The Australian government named Michele Bullock on Friday as the new deputy governor of the country’s central bank, the first woman in the bank’s 62-year history, for a five-year term.
Bullock is currently an assistant governor at the Reserve Bank of Australia (RBA) responsible for the bank’s financial stability and has an oversight of the payments system.
She will replace Guy Debelle, who resigned from the central bank early in March to join a green energy group founded by Australia’s richest man, billionaire miner Andrew Forrest.
The Australian dollar was in a holding pattern on Friday as markets awaited the latest reading on US jobs, while pondering the possibilities for next week’s RBA policy meeting.
A strong reading for March payrolls, and particularly for average weekly earnings, could lift the US dollar broadly, though the market already has a huge amount of tightening priced in for the Federal Reserve.
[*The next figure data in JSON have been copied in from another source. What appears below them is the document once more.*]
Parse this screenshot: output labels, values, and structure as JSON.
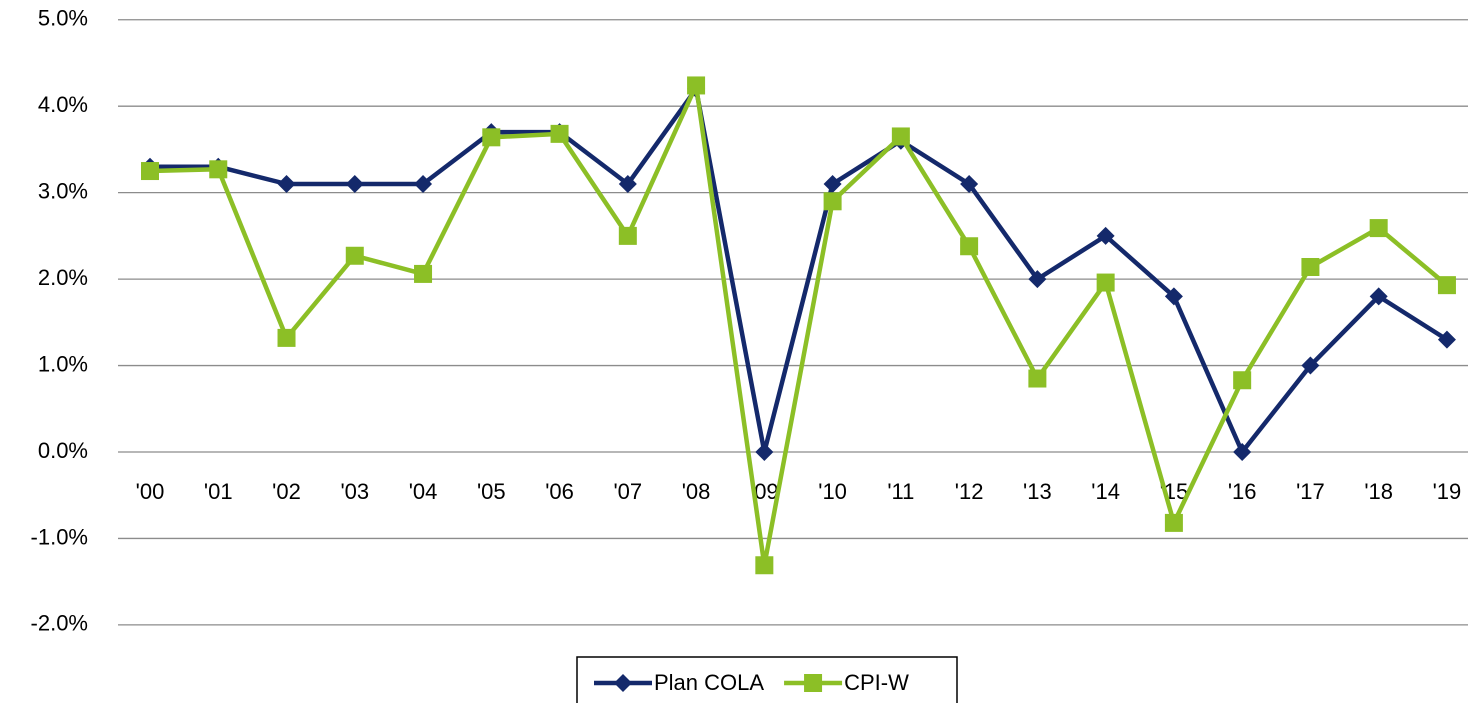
{
  "chart_data": {
    "type": "line",
    "categories": [
      "'00",
      "'01",
      "'02",
      "'03",
      "'04",
      "'05",
      "'06",
      "'07",
      "'08",
      "'09",
      "'10",
      "'11",
      "'12",
      "'13",
      "'14",
      "'15",
      "'16",
      "'17",
      "'18",
      "'19"
    ],
    "series": [
      {
        "name": "Plan COLA",
        "color": "#14296b",
        "marker": "diamond",
        "values": [
          3.3,
          3.3,
          3.1,
          3.1,
          3.1,
          3.7,
          3.7,
          3.1,
          4.2,
          0.0,
          3.1,
          3.6,
          3.1,
          2.0,
          2.5,
          1.8,
          0.0,
          1.0,
          1.8,
          1.3
        ]
      },
      {
        "name": "CPI-W",
        "color": "#8cbf26",
        "marker": "square",
        "values": [
          3.25,
          3.27,
          1.32,
          2.27,
          2.06,
          3.64,
          3.68,
          2.5,
          4.24,
          -1.31,
          2.9,
          3.65,
          2.38,
          0.85,
          1.96,
          -0.82,
          0.83,
          2.14,
          2.59,
          1.93
        ]
      }
    ],
    "ylim": [
      -2.5,
      5.2
    ],
    "yticks": [
      {
        "value": -2,
        "label": "-2.0%"
      },
      {
        "value": -1,
        "label": "-1.0%"
      },
      {
        "value": 0,
        "label": "0.0%"
      },
      {
        "value": 1,
        "label": "1.0%"
      },
      {
        "value": 2,
        "label": "2.0%"
      },
      {
        "value": 3,
        "label": "3.0%"
      },
      {
        "value": 4,
        "label": "4.0%"
      },
      {
        "value": 5,
        "label": "5.0%"
      }
    ],
    "grid": true,
    "legend": "bottom"
  }
}
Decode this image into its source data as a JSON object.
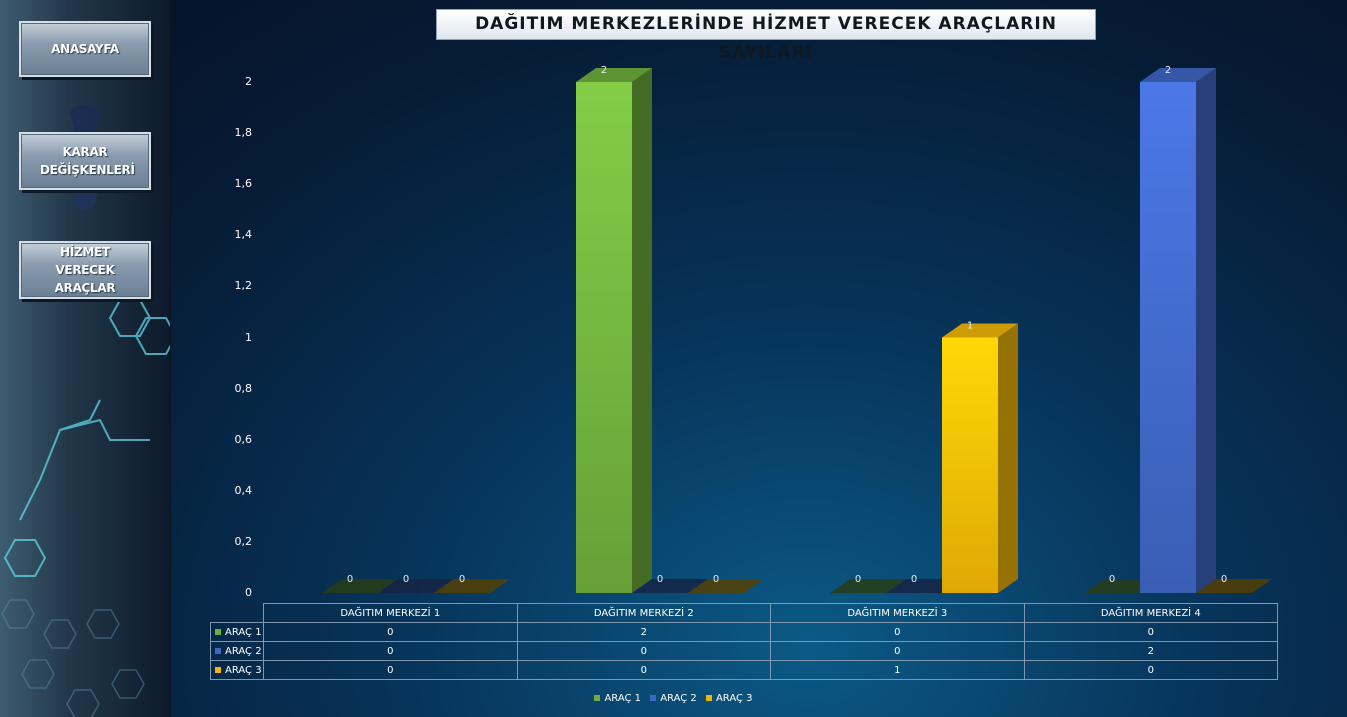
{
  "sidebar": {
    "buttons": [
      {
        "label": "ANASAYFA"
      },
      {
        "label": "KARAR DEĞİŞKENLERİ"
      },
      {
        "label": "HİZMET VERECEK ARAÇLAR"
      }
    ]
  },
  "colors": {
    "arac1": "#6fae3c",
    "arac2": "#3f66c4",
    "arac3": "#f2b705"
  },
  "chart_data": {
    "type": "bar",
    "title": "DAĞITIM MERKEZLERİNDE HİZMET VERECEK ARAÇLARIN SAYILARI",
    "categories": [
      "DAĞITIM MERKEZİ 1",
      "DAĞITIM MERKEZİ 2",
      "DAĞITIM MERKEZİ 3",
      "DAĞITIM MERKEZİ 4"
    ],
    "series": [
      {
        "name": "ARAÇ 1",
        "values": [
          0,
          2,
          0,
          0
        ]
      },
      {
        "name": "ARAÇ 2",
        "values": [
          0,
          0,
          0,
          2
        ]
      },
      {
        "name": "ARAÇ 3",
        "values": [
          0,
          0,
          1,
          0
        ]
      }
    ],
    "yticks": [
      "0",
      "0,2",
      "0,4",
      "0,6",
      "0,8",
      "1",
      "1,2",
      "1,4",
      "1,6",
      "1,8",
      "2"
    ],
    "ylim": [
      0,
      2
    ],
    "legend_position": "bottom",
    "data_table": true,
    "grid": false
  }
}
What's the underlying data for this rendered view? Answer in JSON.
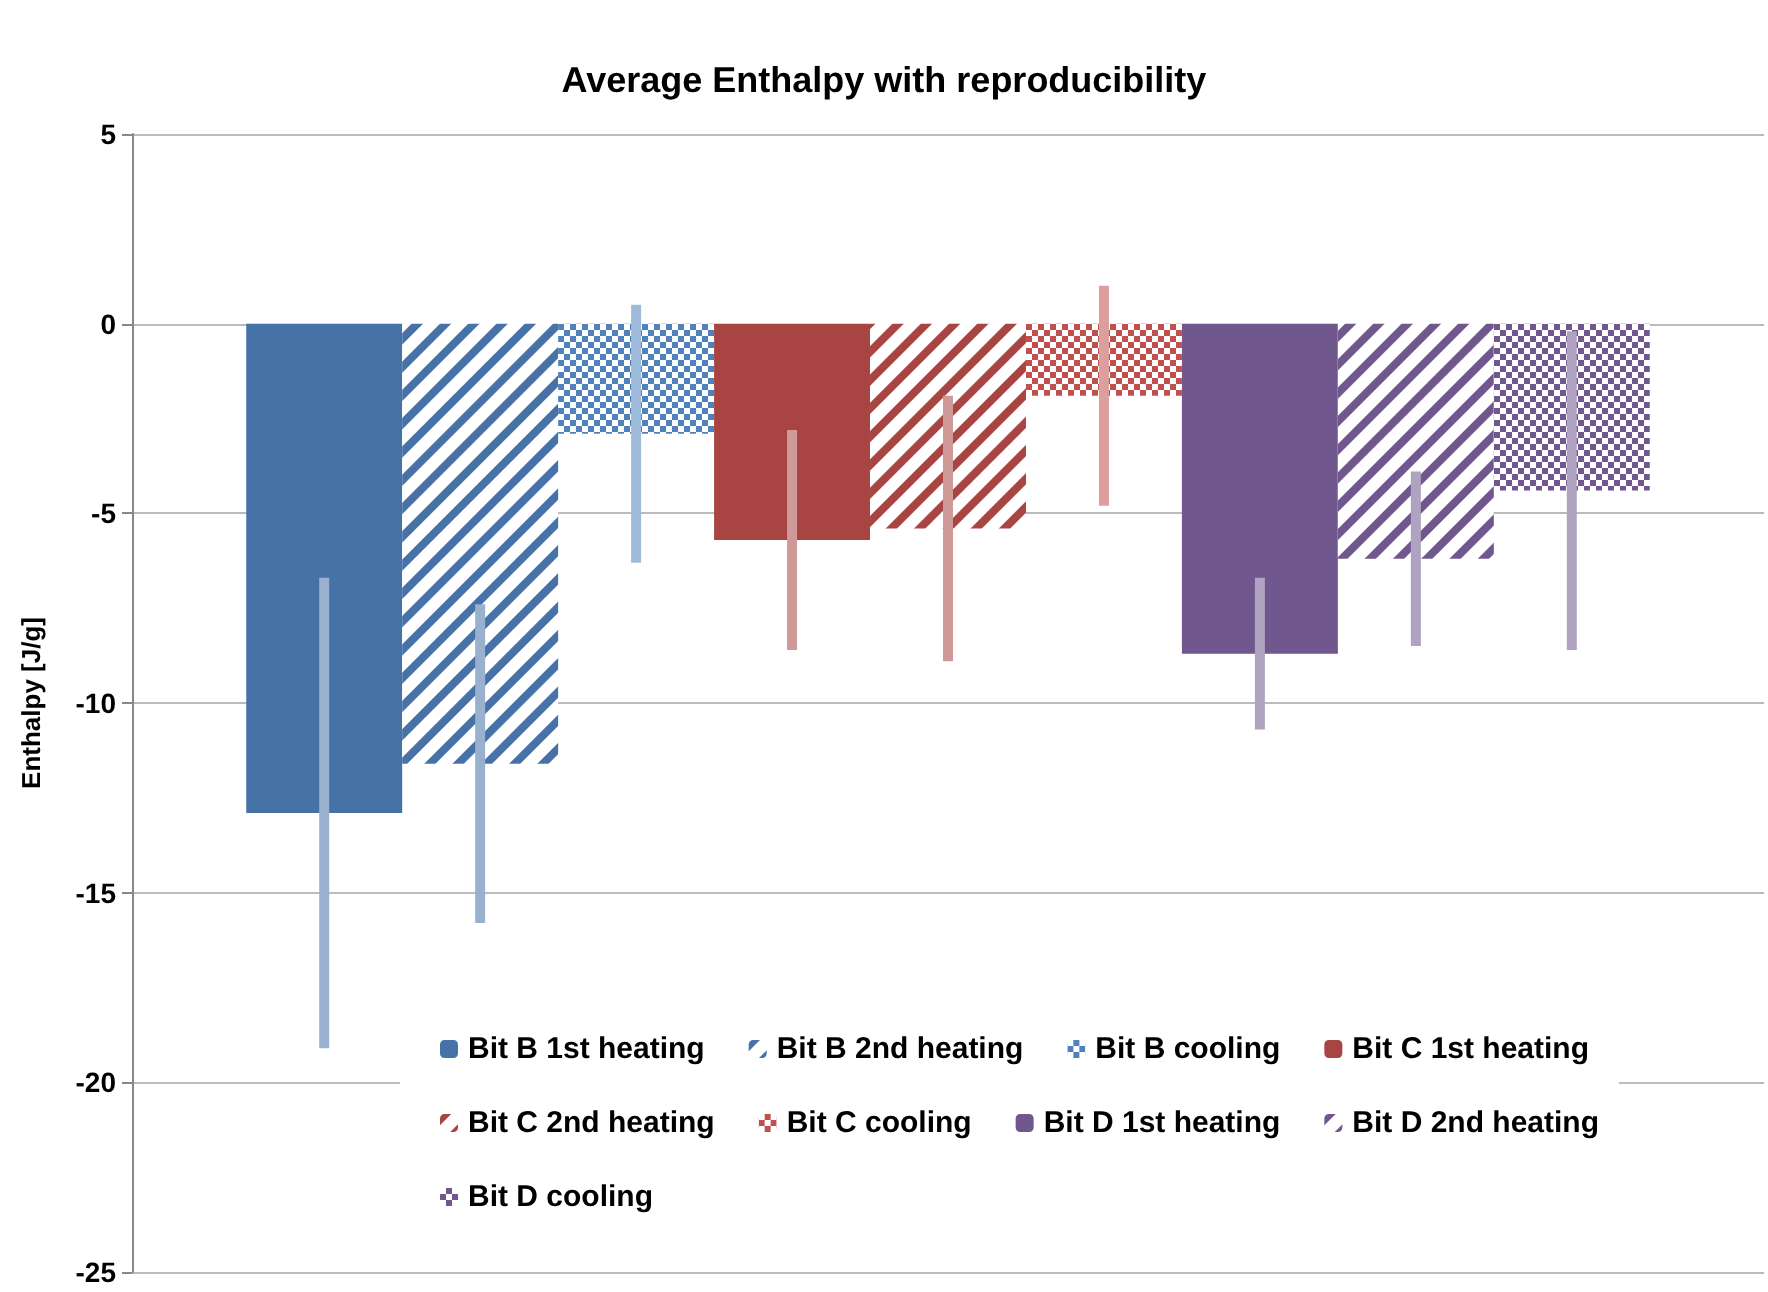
{
  "chart_data": {
    "type": "bar",
    "title": "Average Enthalpy with reproducibility",
    "ylabel": "Enthalpy [J/g]",
    "categories": [
      null
    ],
    "series": [
      {
        "name": "Bit B 1st heating",
        "color": "#4672a8",
        "values": [
          -12.9
        ],
        "errors": [
          6.2
        ]
      },
      {
        "name": "Bit B 2nd heating",
        "color": "#4672a8",
        "values": [
          -11.6
        ],
        "errors": [
          4.2
        ]
      },
      {
        "name": "Bit B cooling",
        "color": "#4f81bd",
        "values": [
          -2.9
        ],
        "errors": [
          3.4
        ]
      },
      {
        "name": "Bit C 1st heating",
        "color": "#a84543",
        "values": [
          -5.7
        ],
        "errors": [
          2.9
        ]
      },
      {
        "name": "Bit C 2nd heating",
        "color": "#a84543",
        "values": [
          -5.4
        ],
        "errors": [
          3.5
        ]
      },
      {
        "name": "Bit C cooling",
        "color": "#c0504d",
        "values": [
          -1.9
        ],
        "errors": [
          2.9
        ]
      },
      {
        "name": "Bit D 1st heating",
        "color": "#70578e",
        "values": [
          -8.7
        ],
        "errors": [
          2.0
        ]
      },
      {
        "name": "Bit D 2nd heating",
        "color": "#70578e",
        "values": [
          -6.2
        ],
        "errors": [
          2.3
        ]
      },
      {
        "name": "Bit D cooling",
        "color": "#70578e",
        "values": [
          -4.4
        ],
        "errors": [
          4.2
        ]
      }
    ],
    "ylim": [
      -25,
      5
    ],
    "yticks": [
      -25,
      -20,
      -15,
      -10,
      -5,
      0,
      5
    ],
    "grid": "y",
    "legend": "bottom"
  }
}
It is also wagering that the RBA will start raising rates as soon as June, given that unemployment has fallen to 4% well ahead of forecasts, and core inflation for the first quarter looks likely to spike above 3%.
The RBA has so far vowed to be “patient” on policy and any softening of that commitment next week would only spur speculation of an early rise.
“We think the soonest the RBA will move is June,” David Plank, ANZ’s head of Australian economics, said.
“It will be starting from a level that is well below neutral and, as such, we think a number of successive monthly hikes is very likely.”